About
Sake and shochu brewery founded 1864 in Tottori Prefecture, now producing Western-style whisky at the Sakaiminato Distillery. Distillation started 2021. Plans to use sake yeast in whisky production. Ages in premium Mizunara oak casks (Japanese oak). Also produces craft gin 'Inpakuto' and vodka 'Enjin'. First single malt launched fall 2024. One of the newer producers in Japan's Chugoku region.
Production Details
The Chiyomusubi (Sakaiminato) Tale
At the edge of Japan's western shore, where the Sea of Japan meets the Nakaumi lagoon, the ancient craft of fermentation has found new expression. Sakaiminato, a fishing port in Tottori Prefecture, has witnessed the tides of change for centuries, but none quite like the transformation at Chiyomusubi Brewery.

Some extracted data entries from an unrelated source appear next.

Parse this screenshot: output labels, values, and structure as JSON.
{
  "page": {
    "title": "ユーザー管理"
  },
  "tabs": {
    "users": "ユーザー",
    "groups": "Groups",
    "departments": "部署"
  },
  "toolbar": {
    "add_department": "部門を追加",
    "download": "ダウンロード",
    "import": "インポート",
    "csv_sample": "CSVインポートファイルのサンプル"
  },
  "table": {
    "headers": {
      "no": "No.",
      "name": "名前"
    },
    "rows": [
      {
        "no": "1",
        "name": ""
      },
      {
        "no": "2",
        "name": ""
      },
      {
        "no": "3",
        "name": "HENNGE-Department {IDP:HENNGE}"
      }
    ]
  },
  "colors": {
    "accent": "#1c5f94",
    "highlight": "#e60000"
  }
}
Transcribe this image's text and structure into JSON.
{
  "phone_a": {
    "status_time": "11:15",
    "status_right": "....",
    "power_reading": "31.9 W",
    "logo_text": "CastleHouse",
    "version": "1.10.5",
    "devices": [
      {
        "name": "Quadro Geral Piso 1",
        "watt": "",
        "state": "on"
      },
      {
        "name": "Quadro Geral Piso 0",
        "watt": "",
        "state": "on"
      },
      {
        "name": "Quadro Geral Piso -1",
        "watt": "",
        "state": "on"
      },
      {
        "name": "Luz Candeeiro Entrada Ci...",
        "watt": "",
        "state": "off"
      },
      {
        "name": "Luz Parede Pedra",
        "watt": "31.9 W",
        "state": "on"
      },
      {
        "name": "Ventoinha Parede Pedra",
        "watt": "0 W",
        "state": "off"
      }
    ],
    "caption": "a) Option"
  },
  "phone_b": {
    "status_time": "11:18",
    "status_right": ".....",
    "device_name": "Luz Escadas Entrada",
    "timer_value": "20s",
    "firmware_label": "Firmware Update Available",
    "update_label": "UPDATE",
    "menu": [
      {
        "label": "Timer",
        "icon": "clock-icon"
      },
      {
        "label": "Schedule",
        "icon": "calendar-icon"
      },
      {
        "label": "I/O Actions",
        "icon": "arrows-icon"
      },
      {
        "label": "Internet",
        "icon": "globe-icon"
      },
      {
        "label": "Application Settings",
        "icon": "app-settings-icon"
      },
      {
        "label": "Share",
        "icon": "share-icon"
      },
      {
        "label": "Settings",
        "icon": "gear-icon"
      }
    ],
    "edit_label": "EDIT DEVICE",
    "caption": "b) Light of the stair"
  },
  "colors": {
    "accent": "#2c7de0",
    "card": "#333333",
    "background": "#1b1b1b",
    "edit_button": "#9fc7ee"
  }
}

For over a century and a half, since 1864, this brewery has coaxed rice into sake and shochu, their hands guided by the patient wisdom of generations. The local Sakaiminato water that flows through their processes carries the mineral whispers of coastal aquifers, shaped by proximity to both sea and mountain. In 2021, these same craftsmen turned their ancient understanding of fermentation toward an entirely different horizon.
The decision to distill whisky represents more than expansion—it embodies the Japanese principle of monozukuri, the relentless pursuit of perfection in making. Where Scottish tradition might rely on generations of barley wisdom, Chiyomusubi dares to introduce sake yeast into their whisky production, a marriage of Eastern fermentation mastery with Western distillation craft. This is not imitation but interpretation, the way jazz musicians might approach a classical score.
Their copper stills now sing a different song than the gentle bubbling of sake fermentation tanks, yet the same meticulous attention governs both. The distillery ages its new make spirit in premium Mizunara oak casks, those legendary Japanese oak vessels that demand decades to season properly, their tight grain releasing subtle incense notes that no other wood can match.
In the stillhouse, the air carries hints of the sea that shaped this place, mingling with the sweet aromatics of fermentation. The same hands that once perfected rice wine now guide the clear spirit into casks that will sleep for years, perhaps decades, before revealing their secrets.
When their first single malt emerged in fall 2024, it marked not an ending but a beginning—the first chapter of what whisky might become when filtered through centuries of Japanese brewing wisdom and the particular character of this coastal corner of Tottori. The tides continue their eternal rhythm outside, while inside, time works its patient alchemy on wood and spirit.